Materials and methods

Patient and public involvement

We used secondary data from a large national survey.20 Patients or the public were not involved in the design, conduct reporting, or dissemination plans of the current study.

Data and measures

We used data from the 1982–2018 National Health Interview Survey (NHIS), harmonised and distributed by Integrated Public Use Microdata Series (IPUMS) Heath Surveys.20 Although the NIHS changed top and bottom code for other heigh and weight variables for the period prior to 1997, the ‘BMICALC’ variable constructed by IPUMS NHIS from the public use NHIS files is consistent from year 1982 to 2018. For consistency and comparability reasons, we use ‘BMICALC’ for determining obesity status.
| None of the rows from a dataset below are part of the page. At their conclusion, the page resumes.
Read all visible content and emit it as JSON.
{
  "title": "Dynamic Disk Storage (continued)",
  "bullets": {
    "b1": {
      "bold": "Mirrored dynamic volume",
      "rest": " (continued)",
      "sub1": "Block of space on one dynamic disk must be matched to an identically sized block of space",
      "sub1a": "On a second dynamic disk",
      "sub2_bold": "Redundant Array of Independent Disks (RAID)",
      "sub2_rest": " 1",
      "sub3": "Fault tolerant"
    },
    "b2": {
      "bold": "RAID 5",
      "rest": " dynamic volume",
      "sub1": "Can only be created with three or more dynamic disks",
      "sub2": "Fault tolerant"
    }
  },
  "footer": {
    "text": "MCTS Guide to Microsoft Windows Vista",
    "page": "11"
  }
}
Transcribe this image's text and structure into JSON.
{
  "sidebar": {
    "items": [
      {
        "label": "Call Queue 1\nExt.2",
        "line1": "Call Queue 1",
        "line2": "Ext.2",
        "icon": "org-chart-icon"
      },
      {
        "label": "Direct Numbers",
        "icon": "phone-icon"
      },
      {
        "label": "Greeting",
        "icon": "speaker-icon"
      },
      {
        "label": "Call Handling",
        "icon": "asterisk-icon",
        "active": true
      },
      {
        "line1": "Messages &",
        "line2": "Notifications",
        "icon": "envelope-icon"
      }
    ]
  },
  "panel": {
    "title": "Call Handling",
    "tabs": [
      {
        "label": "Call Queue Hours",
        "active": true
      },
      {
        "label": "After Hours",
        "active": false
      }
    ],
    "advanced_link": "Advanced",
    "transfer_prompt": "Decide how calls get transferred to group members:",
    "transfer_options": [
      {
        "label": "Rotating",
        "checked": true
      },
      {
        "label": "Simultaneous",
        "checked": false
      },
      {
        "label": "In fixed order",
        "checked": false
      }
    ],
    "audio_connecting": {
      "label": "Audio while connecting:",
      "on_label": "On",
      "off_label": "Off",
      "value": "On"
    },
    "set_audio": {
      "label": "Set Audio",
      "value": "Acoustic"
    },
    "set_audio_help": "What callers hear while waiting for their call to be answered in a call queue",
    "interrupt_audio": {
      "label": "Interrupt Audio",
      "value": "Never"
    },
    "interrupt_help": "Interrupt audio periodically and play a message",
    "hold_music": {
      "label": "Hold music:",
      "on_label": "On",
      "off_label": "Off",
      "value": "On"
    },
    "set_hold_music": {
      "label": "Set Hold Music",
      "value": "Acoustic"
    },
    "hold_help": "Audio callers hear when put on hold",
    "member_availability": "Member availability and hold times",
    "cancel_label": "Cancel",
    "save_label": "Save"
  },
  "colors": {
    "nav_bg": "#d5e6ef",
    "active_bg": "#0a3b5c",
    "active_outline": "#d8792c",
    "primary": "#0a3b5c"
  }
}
Obesity is defined as body mass index (BMI)≥30 kg/m2.21 The possible downward bias in estimating obesity prevalence using self-reported height and weight has been well discussed. Several studies have attempted to correct the bias,22 23 but there is no consensus about the effectiveness of these methods.24 This is in part due to the complex differences between survey designs.15 More importantly, the literature has shown that the bias in self-reported BMI does not bias trends or patterns over time22 23 25 or sociodemographic disparities in obesity.26 Because this study focuses on the temporal patterns within race–sex groups, we used the self-reported BMI values in the NHIS without further adjustment. Meanwhile, prior research suggested that the continuous BMI measures were less susceptible to such bias than a binary measure of obesity, so we conducted supplementary analysis using a continuous BMI measure and the results (available on request) are consistent as the main analytical results.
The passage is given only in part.